Researchers have found that mutual gazing had profound effect on both the dogs and their owners. Of the duos that had spent the greatest amount of time looking into each other’s eyes, both male and female dogs experienced a 130% rise in oxytocin levels, and both male and female owners a 300% increase ( oxytocin, a hormone that plays a role in maternal bonding, trust, and altruism).

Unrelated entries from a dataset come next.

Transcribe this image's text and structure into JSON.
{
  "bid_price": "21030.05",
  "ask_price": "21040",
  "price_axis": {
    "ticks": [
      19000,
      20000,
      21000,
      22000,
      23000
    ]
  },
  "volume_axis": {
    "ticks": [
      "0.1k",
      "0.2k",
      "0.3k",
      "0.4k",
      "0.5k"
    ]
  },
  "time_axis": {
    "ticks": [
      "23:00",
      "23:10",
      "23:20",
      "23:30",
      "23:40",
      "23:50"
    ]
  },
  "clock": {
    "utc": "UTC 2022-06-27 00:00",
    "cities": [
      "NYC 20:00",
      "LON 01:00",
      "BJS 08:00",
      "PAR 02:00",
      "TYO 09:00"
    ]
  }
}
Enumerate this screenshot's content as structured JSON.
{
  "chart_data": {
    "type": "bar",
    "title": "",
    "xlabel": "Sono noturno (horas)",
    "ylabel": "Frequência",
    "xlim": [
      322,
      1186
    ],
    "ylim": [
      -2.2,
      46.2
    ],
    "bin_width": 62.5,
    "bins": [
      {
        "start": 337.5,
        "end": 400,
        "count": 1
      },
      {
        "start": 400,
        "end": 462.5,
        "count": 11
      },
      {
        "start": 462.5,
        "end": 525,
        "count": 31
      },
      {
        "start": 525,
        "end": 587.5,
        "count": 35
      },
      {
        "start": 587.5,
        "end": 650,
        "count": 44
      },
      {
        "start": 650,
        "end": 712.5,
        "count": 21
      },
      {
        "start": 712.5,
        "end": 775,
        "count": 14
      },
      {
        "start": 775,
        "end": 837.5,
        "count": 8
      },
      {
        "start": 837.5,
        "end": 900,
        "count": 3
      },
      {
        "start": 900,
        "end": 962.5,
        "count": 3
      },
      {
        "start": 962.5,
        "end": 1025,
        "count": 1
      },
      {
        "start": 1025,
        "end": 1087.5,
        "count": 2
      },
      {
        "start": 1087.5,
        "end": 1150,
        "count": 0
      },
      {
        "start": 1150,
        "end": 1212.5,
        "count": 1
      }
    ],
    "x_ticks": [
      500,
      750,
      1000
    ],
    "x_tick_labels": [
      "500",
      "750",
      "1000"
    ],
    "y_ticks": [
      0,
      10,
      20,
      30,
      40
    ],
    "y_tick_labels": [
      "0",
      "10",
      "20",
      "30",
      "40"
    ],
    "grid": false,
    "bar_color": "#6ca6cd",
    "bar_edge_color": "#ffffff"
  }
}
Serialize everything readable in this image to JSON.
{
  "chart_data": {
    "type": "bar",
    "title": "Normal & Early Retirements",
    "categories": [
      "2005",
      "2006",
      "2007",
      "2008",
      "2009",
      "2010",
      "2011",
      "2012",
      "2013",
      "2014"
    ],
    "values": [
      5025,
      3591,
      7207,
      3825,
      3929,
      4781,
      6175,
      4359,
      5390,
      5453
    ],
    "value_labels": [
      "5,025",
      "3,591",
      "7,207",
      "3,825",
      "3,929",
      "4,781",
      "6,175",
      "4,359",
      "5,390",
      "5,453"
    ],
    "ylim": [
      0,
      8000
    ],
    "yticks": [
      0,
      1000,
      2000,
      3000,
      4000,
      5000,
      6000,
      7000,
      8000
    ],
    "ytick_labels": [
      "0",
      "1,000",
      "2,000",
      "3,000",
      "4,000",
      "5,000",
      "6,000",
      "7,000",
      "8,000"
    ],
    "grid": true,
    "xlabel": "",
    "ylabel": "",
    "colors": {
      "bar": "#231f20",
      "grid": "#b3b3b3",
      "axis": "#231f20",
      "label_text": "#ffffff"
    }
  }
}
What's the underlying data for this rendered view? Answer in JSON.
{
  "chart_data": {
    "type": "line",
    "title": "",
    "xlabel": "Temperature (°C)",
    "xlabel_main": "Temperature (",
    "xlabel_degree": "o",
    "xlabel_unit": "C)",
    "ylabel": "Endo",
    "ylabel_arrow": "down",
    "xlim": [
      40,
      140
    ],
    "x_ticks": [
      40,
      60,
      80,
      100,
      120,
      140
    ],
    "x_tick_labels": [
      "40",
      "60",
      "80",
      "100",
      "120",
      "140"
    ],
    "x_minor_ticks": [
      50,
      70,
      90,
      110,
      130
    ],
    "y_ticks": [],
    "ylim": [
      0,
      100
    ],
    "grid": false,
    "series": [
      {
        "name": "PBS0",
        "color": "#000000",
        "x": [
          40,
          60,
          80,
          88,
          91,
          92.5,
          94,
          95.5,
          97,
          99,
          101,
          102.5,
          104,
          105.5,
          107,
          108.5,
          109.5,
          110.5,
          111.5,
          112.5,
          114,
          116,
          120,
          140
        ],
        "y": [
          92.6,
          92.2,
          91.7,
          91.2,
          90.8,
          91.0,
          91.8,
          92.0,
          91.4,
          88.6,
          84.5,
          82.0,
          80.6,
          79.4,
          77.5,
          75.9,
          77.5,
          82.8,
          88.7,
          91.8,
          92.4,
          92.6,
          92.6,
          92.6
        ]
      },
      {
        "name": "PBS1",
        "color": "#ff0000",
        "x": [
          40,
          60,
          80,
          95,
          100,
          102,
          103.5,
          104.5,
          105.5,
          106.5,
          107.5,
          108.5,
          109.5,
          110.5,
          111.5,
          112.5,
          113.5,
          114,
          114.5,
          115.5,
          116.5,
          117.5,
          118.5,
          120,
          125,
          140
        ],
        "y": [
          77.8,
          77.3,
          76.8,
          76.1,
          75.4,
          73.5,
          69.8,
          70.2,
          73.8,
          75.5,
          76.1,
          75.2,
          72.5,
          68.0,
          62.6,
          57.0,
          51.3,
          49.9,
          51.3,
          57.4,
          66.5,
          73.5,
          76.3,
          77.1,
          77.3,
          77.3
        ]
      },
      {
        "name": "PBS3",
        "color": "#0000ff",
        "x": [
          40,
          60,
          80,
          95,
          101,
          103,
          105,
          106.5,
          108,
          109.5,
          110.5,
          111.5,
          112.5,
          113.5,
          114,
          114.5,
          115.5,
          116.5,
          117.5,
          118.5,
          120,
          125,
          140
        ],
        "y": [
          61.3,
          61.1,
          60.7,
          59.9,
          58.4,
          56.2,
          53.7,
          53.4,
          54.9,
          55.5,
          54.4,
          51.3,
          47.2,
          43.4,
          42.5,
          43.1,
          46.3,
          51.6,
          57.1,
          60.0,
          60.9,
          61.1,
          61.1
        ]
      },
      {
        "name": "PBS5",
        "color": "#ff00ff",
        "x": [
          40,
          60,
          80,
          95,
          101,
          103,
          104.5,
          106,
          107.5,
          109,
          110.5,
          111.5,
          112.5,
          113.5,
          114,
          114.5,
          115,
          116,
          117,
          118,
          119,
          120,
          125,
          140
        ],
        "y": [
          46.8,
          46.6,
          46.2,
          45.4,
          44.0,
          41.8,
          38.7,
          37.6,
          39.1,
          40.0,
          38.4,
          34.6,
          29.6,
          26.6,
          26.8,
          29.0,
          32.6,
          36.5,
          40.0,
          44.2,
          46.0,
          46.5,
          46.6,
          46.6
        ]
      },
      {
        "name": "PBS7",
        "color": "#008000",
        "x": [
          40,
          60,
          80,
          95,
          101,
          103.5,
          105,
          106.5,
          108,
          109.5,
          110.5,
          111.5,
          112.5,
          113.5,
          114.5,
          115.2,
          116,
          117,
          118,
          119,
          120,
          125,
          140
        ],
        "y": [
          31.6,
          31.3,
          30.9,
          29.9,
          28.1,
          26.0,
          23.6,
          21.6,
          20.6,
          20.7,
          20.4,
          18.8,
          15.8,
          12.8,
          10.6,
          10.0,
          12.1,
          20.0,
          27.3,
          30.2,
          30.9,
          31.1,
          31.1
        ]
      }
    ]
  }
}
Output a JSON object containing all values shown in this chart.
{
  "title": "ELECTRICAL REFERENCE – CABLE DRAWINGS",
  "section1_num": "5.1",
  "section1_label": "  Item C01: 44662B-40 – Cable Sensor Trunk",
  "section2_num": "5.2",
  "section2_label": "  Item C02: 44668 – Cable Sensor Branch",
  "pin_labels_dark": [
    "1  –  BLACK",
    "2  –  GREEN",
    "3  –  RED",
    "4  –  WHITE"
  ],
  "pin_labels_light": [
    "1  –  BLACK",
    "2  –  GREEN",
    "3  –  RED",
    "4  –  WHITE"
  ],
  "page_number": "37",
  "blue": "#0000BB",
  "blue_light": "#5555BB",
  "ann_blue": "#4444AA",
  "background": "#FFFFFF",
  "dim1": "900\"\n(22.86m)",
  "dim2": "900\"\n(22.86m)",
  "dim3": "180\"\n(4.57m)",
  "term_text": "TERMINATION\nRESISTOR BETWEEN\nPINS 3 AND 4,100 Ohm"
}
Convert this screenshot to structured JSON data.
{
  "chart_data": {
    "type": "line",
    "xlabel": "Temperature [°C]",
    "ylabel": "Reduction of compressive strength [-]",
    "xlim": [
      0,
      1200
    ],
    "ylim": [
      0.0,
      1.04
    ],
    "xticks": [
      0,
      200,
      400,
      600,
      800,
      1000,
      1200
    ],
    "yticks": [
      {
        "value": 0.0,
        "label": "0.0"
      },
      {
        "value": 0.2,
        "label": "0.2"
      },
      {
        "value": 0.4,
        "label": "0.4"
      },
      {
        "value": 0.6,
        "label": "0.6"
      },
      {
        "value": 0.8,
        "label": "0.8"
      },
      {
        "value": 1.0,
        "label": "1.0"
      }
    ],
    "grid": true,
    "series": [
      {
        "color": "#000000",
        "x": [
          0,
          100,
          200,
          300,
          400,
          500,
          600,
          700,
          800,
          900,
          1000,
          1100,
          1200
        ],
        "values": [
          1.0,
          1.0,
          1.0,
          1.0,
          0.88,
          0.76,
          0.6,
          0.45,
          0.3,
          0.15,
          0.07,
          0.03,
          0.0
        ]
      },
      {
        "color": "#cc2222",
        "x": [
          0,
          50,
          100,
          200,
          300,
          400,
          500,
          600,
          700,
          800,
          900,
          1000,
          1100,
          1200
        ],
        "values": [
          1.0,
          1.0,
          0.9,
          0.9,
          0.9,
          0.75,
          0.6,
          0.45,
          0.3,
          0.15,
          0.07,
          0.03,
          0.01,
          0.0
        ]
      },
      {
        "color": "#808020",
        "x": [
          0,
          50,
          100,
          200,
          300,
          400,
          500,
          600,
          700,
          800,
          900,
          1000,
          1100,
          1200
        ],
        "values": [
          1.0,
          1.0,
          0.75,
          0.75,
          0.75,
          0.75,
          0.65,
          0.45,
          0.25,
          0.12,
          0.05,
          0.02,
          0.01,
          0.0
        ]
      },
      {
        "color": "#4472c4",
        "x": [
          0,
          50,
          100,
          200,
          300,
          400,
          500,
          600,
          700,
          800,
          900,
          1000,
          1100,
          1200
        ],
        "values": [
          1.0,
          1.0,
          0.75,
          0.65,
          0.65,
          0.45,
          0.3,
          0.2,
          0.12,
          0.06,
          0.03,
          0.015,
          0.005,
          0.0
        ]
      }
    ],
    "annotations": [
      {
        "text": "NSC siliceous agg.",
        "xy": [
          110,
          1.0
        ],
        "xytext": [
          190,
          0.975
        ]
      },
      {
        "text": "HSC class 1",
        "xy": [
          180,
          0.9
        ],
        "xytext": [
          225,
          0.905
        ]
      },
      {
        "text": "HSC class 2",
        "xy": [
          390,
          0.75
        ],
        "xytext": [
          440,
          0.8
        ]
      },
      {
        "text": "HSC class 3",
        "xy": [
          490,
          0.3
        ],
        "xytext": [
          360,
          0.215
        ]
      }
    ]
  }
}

4. Your labrador is all time behind food: it is in its genes

A genetic variation in Labrador retrievers says that they are more likely to seek out food. So  Labrador owners should be aware of the fact that their dogs are hard-wired to pester them more about food, and are more likely to beg.

5. Chocolates are toxic for Dogs !

Chocolate contains theobromine and caffeine that are dangerous to dogs. Once they chew chocolate they may begin to drool excessively or even vomit and have diarrhea. These are signs that the chocolate is toxic to the dog. Research has found that dogs are four times more likely to go to the doc for chocolate poisoning during Christmas time of the year. No wonder chocolate cakes and cookies !

6. Tail wagging. It’s not that simple

A tail wag that’s skewed toward the right indicates positive emotions, while a left wag suggests negative emotions.  A tail held high above the spine may indicate arousal, while a tail tucked between the dog’s rear legs can suggest fear.

7. Dogs find Smiling human faces more attractive

Research has found that dogs find smiling faces more attractive. This could be because of the hormone oxytocin. Under the influence of this hormone dogs found angry faces to be less threatening. Oxytocin, a hormone associated with affection and trust,  plays a key role in the interaction between dogs and humans.

8. Dogs can smell Cancer too, but cannot be employed to detect cancer

Though dogs are great at sniffing and have found to be good in sniffing out cancer cells, researchers have not found success with dogs with large number of samples. There has been an interesting report about a dog continuously sniffing its masters lesion every day and even making an attempt to bite it off. Concerned, the dogs owner had doctors inspect the lesion, which turned out to be a malignant melanoma.

9. Owning a dog can make you live longer

New research just proved that owning a dog could actually reduce your chances of dying by a significant margin. It has always been found that dog owners are more happy, but its for the first time a study has been carried out in 3.4 million citizens to determine the relationship of having a pet and mortality rate.